La co-éducation intergénérationnelle :
Rendre complémentaires le monde réel et l’éducation traditionnelle.
Par Joël de Rosnay
Pour Educavox
L’éducation est au centre de toutes les stratégies de construction de l’avenir.
C’est un enjeu mondial, un des grands défis du troisième millénaire, un processus primordial de survie, d’adaptation et d’évolution de l’espèce humaine que l’homme va devoir conduire dans le respect des diversités et des libertés.
Sans éducation, il ne peut y avoir de participation consciente et responsable à la gouvernance des sociétés de demain. Sans information pertinente à la disposition de chaque acteur du changement, il ne peut y avoir de rétroaction sociétale efficace, et donc de participation libératrice.
Une connaissance émiettée conduit à une éducation fragmentée.

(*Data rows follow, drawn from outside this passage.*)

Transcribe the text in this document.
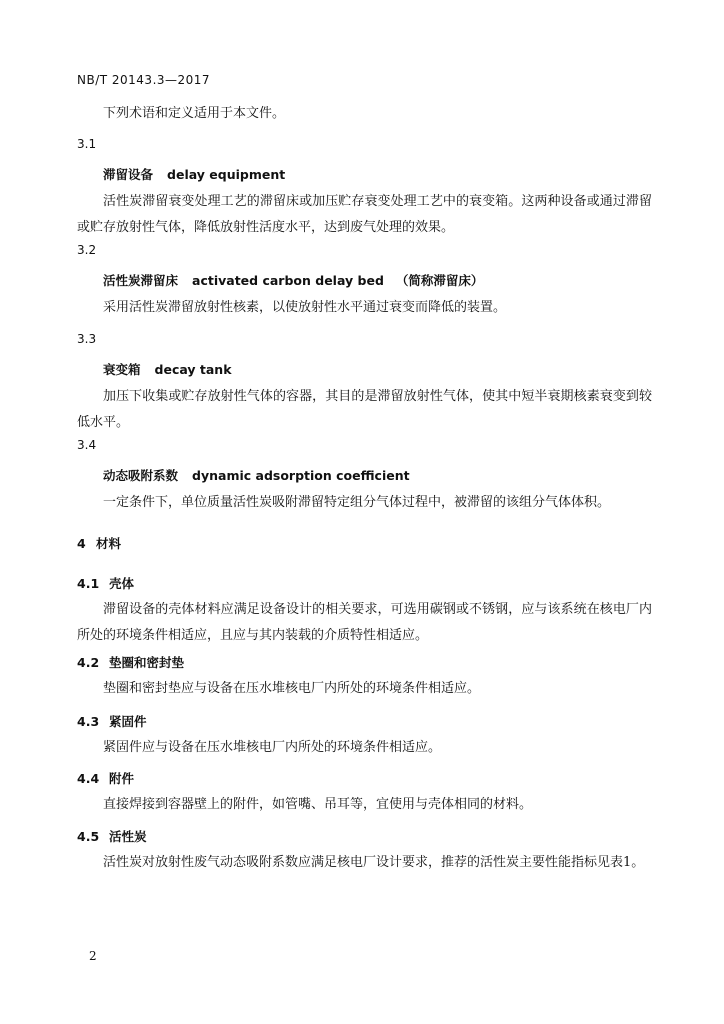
NB/T 20143.3—2017
下列术语和定义适用于本文件。
3.1
滞留设备 delay equipment
活性炭滞留衰变处理工艺的滞留床或加压贮存衰变处理工艺中的衰变箱。这两种设备或通过滞留或贮存放射性气体，降低放射性活度水平，达到废气处理的效果。
3.2
活性炭滞留床 activated carbon delay bed （简称滞留床）
采用活性炭滞留放射性核素，以使放射性水平通过衰变而降低的装置。
3.3
衰变箱 decay tank
加压下收集或贮存放射性气体的容器，其目的是滞留放射性气体，使其中短半衰期核素衰变到较低水平。
3.4
动态吸附系数 dynamic adsorption coefficient
一定条件下，单位质量活性炭吸附滞留特定组分气体过程中，被滞留的该组分气体体积。
4 材料
4.1 壳体
滞留设备的壳体材料应满足设备设计的相关要求，可选用碳钢或不锈钢，应与该系统在核电厂内所处的环境条件相适应，且应与其内装载的介质特性相适应。
4.2 垫圈和密封垫
垫圈和密封垫应与设备在压水堆核电厂内所处的环境条件相适应。
4.3 紧固件
紧固件应与设备在压水堆核电厂内所处的环境条件相适应。
4.4 附件
直接焊接到容器壁上的附件，如管嘴、吊耳等，宜使用与壳体相同的材料。
4.5 活性炭
活性炭对放射性废气动态吸附系数应满足核电厂设计要求，推荐的活性炭主要性能指标见表1。
2
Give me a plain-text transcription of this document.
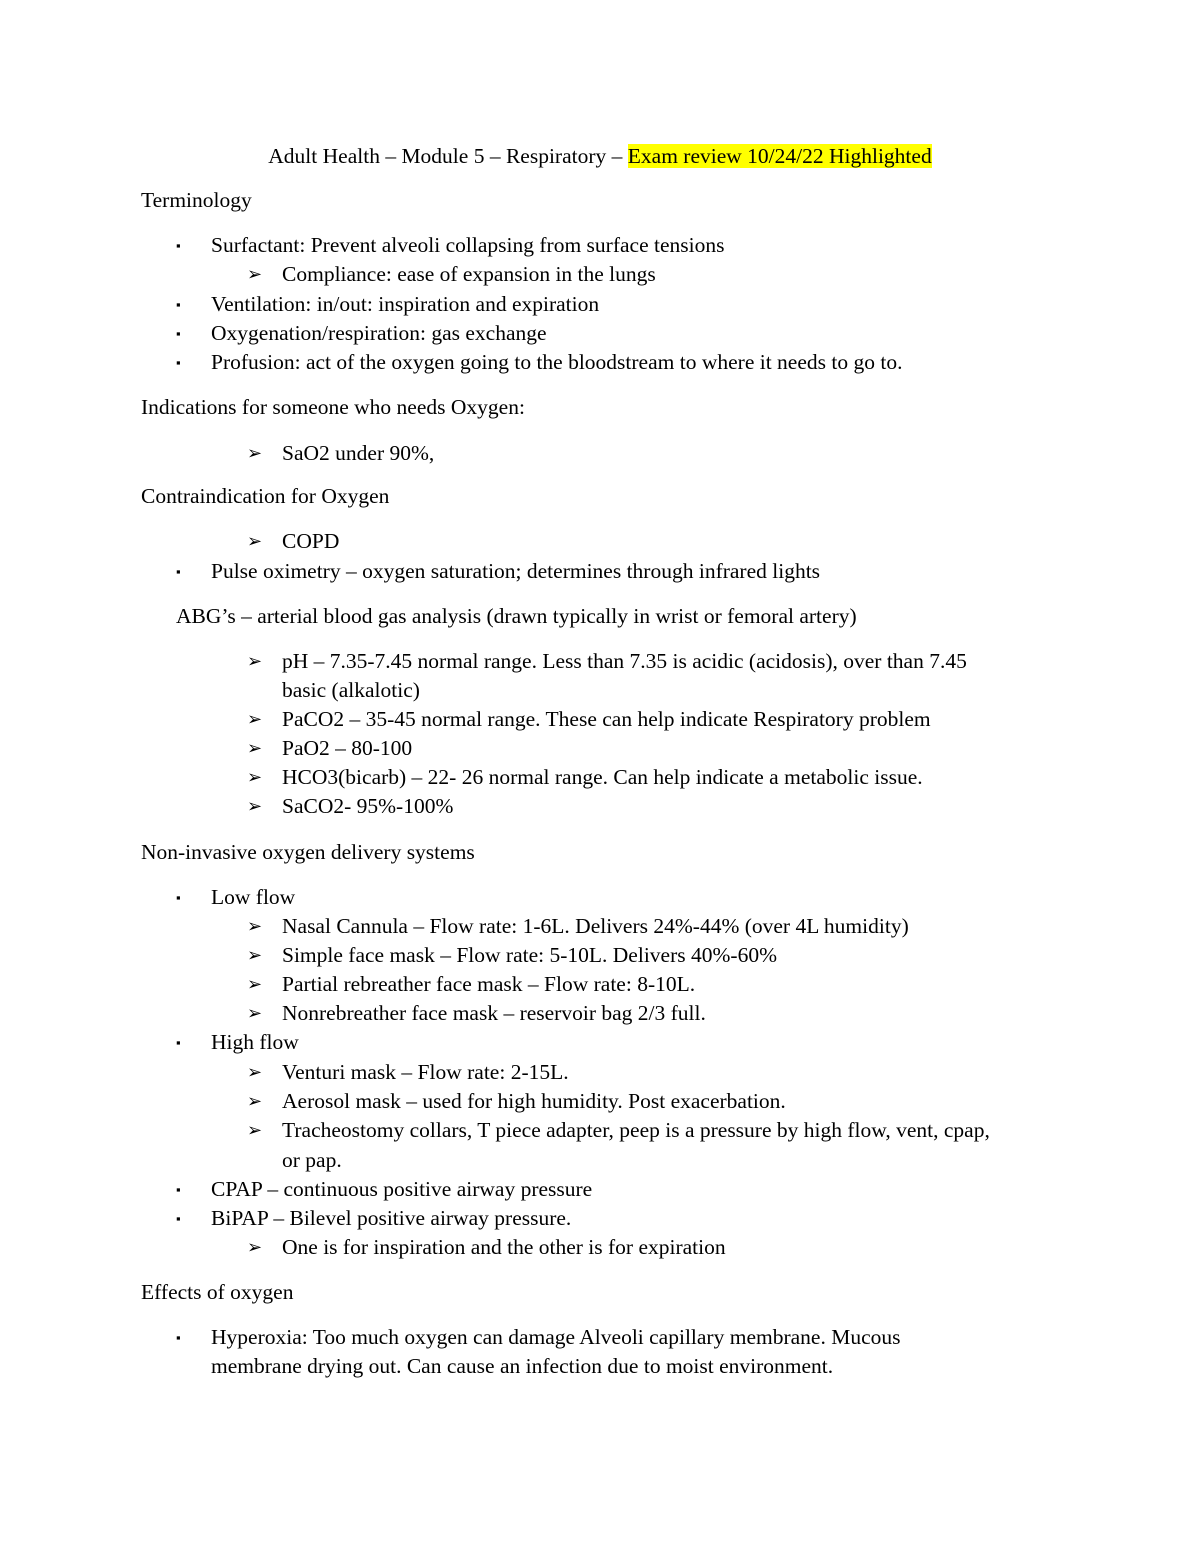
Adult Health – Module 5 – Respiratory – Exam review 10/24/22 Highlighted
Terminology
▪ Surfactant: Prevent alveoli collapsing from surface tensions
➢ Compliance: ease of expansion in the lungs
▪ Ventilation: in/out: inspiration and expiration
▪ Oxygenation/respiration: gas exchange
▪ Profusion: act of the oxygen going to the bloodstream to where it needs to go to.
Indications for someone who needs Oxygen:
➢ SaO2 under 90%,
Contraindication for Oxygen
➢ COPD
▪ Pulse oximetry – oxygen saturation; determines through infrared lights
ABG’s – arterial blood gas analysis (drawn typically in wrist or femoral artery)
➢ pH – 7.35-7.45 normal range. Less than 7.35 is acidic (acidosis), over than 7.45
basic (alkalotic)
➢ PaCO2 – 35-45 normal range. These can help indicate Respiratory problem
➢ PaO2 – 80-100
➢ HCO3(bicarb) – 22- 26 normal range. Can help indicate a metabolic issue.
➢ SaCO2- 95%-100%
Non-invasive oxygen delivery systems
▪ Low flow
➢ Nasal Cannula – Flow rate: 1-6L. Delivers 24%-44% (over 4L humidity)
➢ Simple face mask – Flow rate: 5-10L. Delivers 40%-60%
➢ Partial rebreather face mask – Flow rate: 8-10L.
➢ Nonrebreather face mask – reservoir bag 2/3 full.
▪ High flow
➢ Venturi mask – Flow rate: 2-15L.
➢ Aerosol mask – used for high humidity. Post exacerbation.
➢ Tracheostomy collars, T piece adapter, peep is a pressure by high flow, vent, cpap,
or pap.
▪ CPAP – continuous positive airway pressure
▪ BiPAP – Bilevel positive airway pressure.
➢ One is for inspiration and the other is for expiration
Effects of oxygen
▪ Hyperoxia: Too much oxygen can damage Alveoli capillary membrane. Mucous
membrane drying out. Can cause an infection due to moist environment.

Le traitement arbitraire du savoir en territoires distincts favorise un processus d’éducation taylorien. Le programme se déroule dans un temps limité, les matières à enseigner sont découpées en secteurs disjoints, leur transmission suit un rythme séquentiel et l’ensemble constitue des cycles validés par des examens. Le temps de l’éducation classique est linéaire, et cette forme d’éducation ne tient pas compte des densités différentes du temps, des respirations, des périodes de calme ou de plus grande intensité.
Le changement de paradigme que nous vivons (de l’analytique au systémique) appelle d’autres modes d’éducation.
L’apprentissage des données de base et des modes élémentaires de raisonnement doit être complémenté par des méthodes favorisant l’intégration des connaissances. Plutôt qu’une démarche encyclopédique d’acquisition systématique d’informations, il faut mettre en place une méthode systémique capable de réintégrer, de relativiser les informations nouvelles et de les situer dans un environnement mouvant.
La culture des mondes à venir passe aussi par plusieurs canaux et modes de communication : éducation traditionnelle, supports écrits et électroniques, rassemblements, événements, spectacles, télévision, jeux interactifs, réseaux sociaux. L’ensemble tisse des relations, crée des procédures, suscite des modes de pensée, influence l’action, construit une mémoire collective - ce qui est le propre d’une culture. Mais les conséquences de l’émergence de la civilisation du numérique entraînent une nécessité d’adaptation des modes de transfert des connaissances, notamment entre les générations.
En effet, la génération internet a des difficultés à insérer les contraintes du monde de l’éducation dans son univers fait de « gratification instantanée », de flux continu d’informations entrantes et d’interactivités transversales permanente.
Or, le psychologue Jean Piaget a montré qu’il fallait des « pauses » dans le flux informationnel, voire des « reset », comme on le dirait aujourd’hui en informatique, pour laisser se « sédimenter » les informations afin qu’elles s’intègrent dans un contexte susceptible de donner du sens aux connaissances récemment acquises. Pour Piaget, encore, l’intelligence c’est aussi de savoir gérer ce que l’on sait déjà, plutôt que de procéder à des acquisitions permanentes d’informations nouvelles en pratiquant ainsi ce que j’appelle une « boulimie » informationnelle à partir d’outils électroniques dont on ne sait plus se passer.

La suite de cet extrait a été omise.